Fig. 6. CRISPR/dCas9 activation of a putative enhancer element in the SIX2-SIX3 locus in primary human islets.

A Genome browser tracks highlighting the putative SIX2-SIX3 enhancer element (SIXE) with variants previously linked to increased risk of fasting glucose hyperglycemia and T2D (T2D-SNPs, black arrowheads): These variants map to an active enhancer within an enhancer cluster (yellow line); sgRNAs used for CRISPRa: SIXE-A1, SIXE-A2. Chromatin classes: active enhancer (red); Accessible chromatin regions in human islets are shown by ATAC-seq, H3K27ac, and Mediator ChiP-seq.

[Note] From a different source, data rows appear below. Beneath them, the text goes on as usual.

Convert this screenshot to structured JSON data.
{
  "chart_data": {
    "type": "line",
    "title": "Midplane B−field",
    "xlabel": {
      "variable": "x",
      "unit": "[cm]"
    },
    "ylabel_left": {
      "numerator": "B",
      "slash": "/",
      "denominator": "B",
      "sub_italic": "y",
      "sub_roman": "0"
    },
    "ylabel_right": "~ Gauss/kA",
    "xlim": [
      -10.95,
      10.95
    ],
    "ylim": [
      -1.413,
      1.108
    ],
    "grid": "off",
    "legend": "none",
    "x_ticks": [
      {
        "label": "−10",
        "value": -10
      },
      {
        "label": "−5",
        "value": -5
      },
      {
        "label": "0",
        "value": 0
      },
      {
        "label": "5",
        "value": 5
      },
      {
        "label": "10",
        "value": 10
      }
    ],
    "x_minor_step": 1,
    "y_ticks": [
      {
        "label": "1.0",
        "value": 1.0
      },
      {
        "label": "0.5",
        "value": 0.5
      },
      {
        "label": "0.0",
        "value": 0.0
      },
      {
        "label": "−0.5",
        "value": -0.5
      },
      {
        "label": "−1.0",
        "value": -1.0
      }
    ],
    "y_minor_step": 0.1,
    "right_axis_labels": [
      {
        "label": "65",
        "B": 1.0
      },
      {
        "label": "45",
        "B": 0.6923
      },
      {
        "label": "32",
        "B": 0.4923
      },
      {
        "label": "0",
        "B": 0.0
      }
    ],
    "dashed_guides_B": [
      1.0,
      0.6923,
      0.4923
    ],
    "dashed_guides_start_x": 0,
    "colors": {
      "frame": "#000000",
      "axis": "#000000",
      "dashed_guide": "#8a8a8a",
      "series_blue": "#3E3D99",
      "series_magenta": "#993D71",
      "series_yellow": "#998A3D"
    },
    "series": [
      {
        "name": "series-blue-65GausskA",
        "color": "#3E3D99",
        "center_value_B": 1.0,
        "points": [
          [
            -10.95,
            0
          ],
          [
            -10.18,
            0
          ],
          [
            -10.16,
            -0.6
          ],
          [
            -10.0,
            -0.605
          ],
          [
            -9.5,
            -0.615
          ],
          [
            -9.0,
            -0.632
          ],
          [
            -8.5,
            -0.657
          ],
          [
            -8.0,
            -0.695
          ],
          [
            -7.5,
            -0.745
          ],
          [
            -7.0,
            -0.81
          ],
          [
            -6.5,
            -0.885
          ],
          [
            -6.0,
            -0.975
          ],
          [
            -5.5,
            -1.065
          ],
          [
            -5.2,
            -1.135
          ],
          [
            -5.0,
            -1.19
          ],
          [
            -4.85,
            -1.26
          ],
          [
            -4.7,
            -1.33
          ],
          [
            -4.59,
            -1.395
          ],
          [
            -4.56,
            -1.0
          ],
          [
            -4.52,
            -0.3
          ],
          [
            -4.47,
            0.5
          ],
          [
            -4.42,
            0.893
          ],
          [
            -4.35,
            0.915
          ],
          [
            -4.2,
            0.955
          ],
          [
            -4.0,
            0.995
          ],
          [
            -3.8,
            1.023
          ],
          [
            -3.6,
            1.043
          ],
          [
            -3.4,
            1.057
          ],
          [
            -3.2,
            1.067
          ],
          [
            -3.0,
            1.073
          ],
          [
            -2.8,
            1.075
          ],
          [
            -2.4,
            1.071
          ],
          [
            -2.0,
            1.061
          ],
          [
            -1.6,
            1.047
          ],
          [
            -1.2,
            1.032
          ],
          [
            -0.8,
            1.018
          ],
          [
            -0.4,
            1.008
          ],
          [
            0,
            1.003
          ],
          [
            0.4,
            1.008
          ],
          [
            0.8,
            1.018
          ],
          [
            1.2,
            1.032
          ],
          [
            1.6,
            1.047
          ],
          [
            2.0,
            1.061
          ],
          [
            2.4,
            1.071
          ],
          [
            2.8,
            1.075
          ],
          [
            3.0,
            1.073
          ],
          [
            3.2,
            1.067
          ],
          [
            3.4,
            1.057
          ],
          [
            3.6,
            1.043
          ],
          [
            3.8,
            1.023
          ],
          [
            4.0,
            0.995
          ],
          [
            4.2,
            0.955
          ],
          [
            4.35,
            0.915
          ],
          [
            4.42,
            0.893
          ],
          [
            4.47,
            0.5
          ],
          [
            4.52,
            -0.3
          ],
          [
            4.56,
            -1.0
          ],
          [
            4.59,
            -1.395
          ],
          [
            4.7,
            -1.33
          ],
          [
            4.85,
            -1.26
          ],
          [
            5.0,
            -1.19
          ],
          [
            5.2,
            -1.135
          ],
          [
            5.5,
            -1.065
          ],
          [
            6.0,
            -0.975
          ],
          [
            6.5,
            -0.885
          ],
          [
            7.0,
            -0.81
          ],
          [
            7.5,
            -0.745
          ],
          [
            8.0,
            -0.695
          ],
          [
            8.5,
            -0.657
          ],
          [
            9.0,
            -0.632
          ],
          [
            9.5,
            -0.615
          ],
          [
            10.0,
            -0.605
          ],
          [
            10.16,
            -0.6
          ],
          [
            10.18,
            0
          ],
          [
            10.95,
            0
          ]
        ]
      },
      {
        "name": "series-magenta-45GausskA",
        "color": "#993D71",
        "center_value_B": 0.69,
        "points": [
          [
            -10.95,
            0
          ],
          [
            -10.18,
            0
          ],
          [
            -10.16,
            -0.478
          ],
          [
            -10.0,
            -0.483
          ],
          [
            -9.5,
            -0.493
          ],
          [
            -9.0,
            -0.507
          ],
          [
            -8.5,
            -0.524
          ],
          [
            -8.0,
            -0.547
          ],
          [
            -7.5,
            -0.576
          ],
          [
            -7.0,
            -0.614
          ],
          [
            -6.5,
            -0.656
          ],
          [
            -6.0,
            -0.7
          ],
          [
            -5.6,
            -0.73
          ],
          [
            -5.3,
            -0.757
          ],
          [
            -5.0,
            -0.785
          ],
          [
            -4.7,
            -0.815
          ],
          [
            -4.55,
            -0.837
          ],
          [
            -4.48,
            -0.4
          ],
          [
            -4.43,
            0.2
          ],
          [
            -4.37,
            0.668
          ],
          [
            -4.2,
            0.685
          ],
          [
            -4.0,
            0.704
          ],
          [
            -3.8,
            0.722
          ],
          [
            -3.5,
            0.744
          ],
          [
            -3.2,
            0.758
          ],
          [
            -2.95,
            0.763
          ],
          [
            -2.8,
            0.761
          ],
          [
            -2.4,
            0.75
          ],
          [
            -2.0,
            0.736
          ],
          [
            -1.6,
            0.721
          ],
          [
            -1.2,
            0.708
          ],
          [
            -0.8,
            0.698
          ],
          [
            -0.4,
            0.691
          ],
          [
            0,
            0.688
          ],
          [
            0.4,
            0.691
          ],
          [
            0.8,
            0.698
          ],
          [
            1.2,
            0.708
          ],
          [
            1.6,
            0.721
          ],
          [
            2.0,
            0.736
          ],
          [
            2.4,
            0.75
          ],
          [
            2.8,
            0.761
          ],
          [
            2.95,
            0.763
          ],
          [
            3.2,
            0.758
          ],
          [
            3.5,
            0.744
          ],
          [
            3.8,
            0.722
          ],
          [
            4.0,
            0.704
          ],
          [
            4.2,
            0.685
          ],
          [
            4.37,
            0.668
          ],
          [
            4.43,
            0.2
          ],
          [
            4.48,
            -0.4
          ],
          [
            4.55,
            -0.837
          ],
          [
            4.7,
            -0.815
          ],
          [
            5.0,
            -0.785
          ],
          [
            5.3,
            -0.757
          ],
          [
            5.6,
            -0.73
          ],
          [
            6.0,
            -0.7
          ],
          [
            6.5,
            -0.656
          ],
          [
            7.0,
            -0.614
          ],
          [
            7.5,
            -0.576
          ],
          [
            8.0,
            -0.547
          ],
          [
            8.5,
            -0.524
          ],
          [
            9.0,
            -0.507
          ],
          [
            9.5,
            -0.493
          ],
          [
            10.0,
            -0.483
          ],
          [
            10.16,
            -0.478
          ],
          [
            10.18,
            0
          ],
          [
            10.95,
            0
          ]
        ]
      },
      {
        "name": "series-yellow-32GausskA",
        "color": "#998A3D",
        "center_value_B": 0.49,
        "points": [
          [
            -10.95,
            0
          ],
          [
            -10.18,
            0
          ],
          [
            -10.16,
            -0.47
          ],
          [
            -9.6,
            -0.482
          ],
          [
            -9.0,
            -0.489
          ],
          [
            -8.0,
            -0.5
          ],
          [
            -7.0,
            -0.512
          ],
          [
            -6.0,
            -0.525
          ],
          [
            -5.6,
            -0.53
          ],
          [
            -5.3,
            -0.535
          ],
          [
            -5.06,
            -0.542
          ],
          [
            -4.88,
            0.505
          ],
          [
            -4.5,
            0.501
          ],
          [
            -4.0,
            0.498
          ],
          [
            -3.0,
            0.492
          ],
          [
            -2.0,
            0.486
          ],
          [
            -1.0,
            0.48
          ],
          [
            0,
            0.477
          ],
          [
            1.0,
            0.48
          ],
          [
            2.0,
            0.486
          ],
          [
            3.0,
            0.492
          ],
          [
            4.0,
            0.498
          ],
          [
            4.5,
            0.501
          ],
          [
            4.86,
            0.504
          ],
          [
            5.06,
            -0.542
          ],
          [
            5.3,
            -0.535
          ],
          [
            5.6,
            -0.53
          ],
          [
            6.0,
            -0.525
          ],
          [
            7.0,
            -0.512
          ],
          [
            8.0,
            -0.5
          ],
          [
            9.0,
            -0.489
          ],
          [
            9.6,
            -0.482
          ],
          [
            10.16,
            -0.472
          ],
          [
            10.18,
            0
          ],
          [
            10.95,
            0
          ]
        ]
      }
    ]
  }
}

B Schematics of the lenti-construct used for simultaneous expression of two sgRNAs, VPR, dCas9 and GFP (13,728 bp) in primary human islets. C–D mRNA levels of (C) SIX2 (P = 0.042; n = 6 independent donors), SIX3 (P = 0.0328; n = 6 independent donors), PRKCE (n = 3 independent donors) and (D) INS (n = 5 independent donors), in GFP⁺ cells after CRISPRa of SIXE (CRISPRa-SIXE). Data are presented as mean values ± SD. Two-tailed t tests were used to generate P-values. *P < 0.05. Source data are provided as a Source Data file.